The Portable Portrait workshop has always been about learning how to use your camera and affordable lighting gear to help improve your photography. It's about learning to use flash and not be scared of it. It's about learning to use your camera manually and to start taking control of your images rather than letting your camera do them for you.
And, during the June 21st 2014 workshop, it became about marriage proposals, and love, and tears and happiness.
I've worked and photographed Sinehan many times over the years. I originally met her when she came in for some head shot style images back in 2010
Since then, she has been modeling for me during various workshops over the years, always bringing a smile, good attitude and humor with her.
Exposure examples that led us to one of my most used workshop images. (2010)
A few years ago, she started dating Ryan, who is an on-air host for NHPR
Sinehan and Ryan • 2012
(various images taken during the workshop. Attendees learning how to use off-camera flash and how to adjust their camera settings manually)
June 21st Workshop, 2014
So, cut to a few months before the June 21st workshop, and I get a call from Ryan. He is crazy in love, and he is ready to ask for Sinehan's hand in marriage. But he needs my help. He wants to surprise her by asking her during the June workshop. Surprise! How cool is that? Very. Needless to say, I'm estatic at the idea and we start plotting and scheming away!
Here is how we planned it: around dinner time we would break for supper at a local nearby restaurant. Previously, I gave Ryan the key to my building so that he could let himself in where he will be hiding inside the loading dock area along with his family and some of Sinhan's family. He sends me a text message to let me know he is in place and ready, and I start leading the workshop back towards the building.
There is an alleyway in between the Picker Building (where my studio is) and the the building next to ours. I lead the group into the alley down towards the end. As I'm setting up at the far end of the alley, Ryan has lifted up the loading dock door and waits in hiding.
As I'm setting up this shot, I keep mumbling about how the composition isn't right yet, and I keep backing up, pretending to recompose the shot. I'd stop, look through the camera, pretend like the shot isn't working and I'd keep backing up. As I'm backing up, I'm saying that there just isn't something correct with my composition. As I'm saying this, the workshop students start to position themselves at various places around Sinehan, for multiple coverage points for when the moment happens.
I back myself up all the way down the alleyway to the front of the Picker Building.
Ryan is standing just off to my side. We are separated by the loading dock. Because he is around the corner inside the loading dock, Sinehan can't see him. She can only see me.
Then I exclaim that ideally, the composition I have in mind would be perfect if I had two people in the portrait, at which point I grab Ryan and we begin walking towards Sinehan.
Only Sinehan isn't wearing her glasses. She doesn't recognize Ryan at first.
Finally, when he gets very close, she laughs and realizes it is him. She still doesn't understand what is going on.
Ryan hands her a box with a bow on it.
He gets down on one knee, takes the box and opens it.
As Ryan proposes, we all start taking pictures.
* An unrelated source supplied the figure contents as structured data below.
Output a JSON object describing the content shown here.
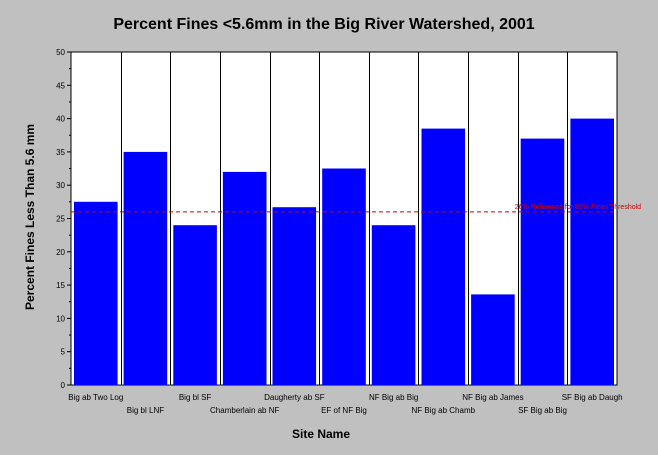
{
  "chart_data": {
    "type": "bar",
    "title": "Percent Fines <5.6mm in the Big River Watershed, 2001",
    "xlabel": "Site Name",
    "ylabel": "Percent Fines Less Than 5.6 mm",
    "ylim": [
      0,
      50
    ],
    "yticks": [
      0,
      5,
      10,
      15,
      20,
      25,
      30,
      35,
      40,
      45,
      50
    ],
    "grid": "vertical lines between categories",
    "categories": [
      "Big ab Two Log",
      "Big bl LNF",
      "Big bl SF",
      "Chamberlain ab NF",
      "Daugherty ab SF",
      "EF of NF Big",
      "NF Big ab Big",
      "NF Big ab Chamb",
      "NF Big ab James",
      "SF Big ab Big",
      "SF Big ab Daugh"
    ],
    "values": [
      27.5,
      35,
      24,
      32,
      26.7,
      32.5,
      24,
      38.5,
      13.6,
      37,
      40
    ],
    "reference_line": {
      "value": 26,
      "label": "26% Reference for 85% Fines Threshold"
    },
    "colors": {
      "bar": "#0000ff",
      "reference": "#cc0000",
      "plot_background": "#ffffff",
      "background": "#c0c0c0"
    }
  }
}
Ryan and Sinehan's family start taking pictures. Lots of people are crying. Lots of cameras are going off. It was a little bit crazy.
(The view from the other side. Note all the people taking pictures at this point. Engagement paparazzi!)
There are hugs and handshakes and tissues being handed around and crying and laughter and happiness and celebration. And pictures being taken. And magic taking place. And suddenly Sinehan has a fiance. And it's amazing.
The future Mr. and Mrs. Lessard.
I want to thank Ryan for including me in his plan. I want to wish nothing but love and happiness to them both. I'm so happy I could be part of this little plan and magical moment.
Love, people. Love as much as you can as often as you can. Nothing is more important.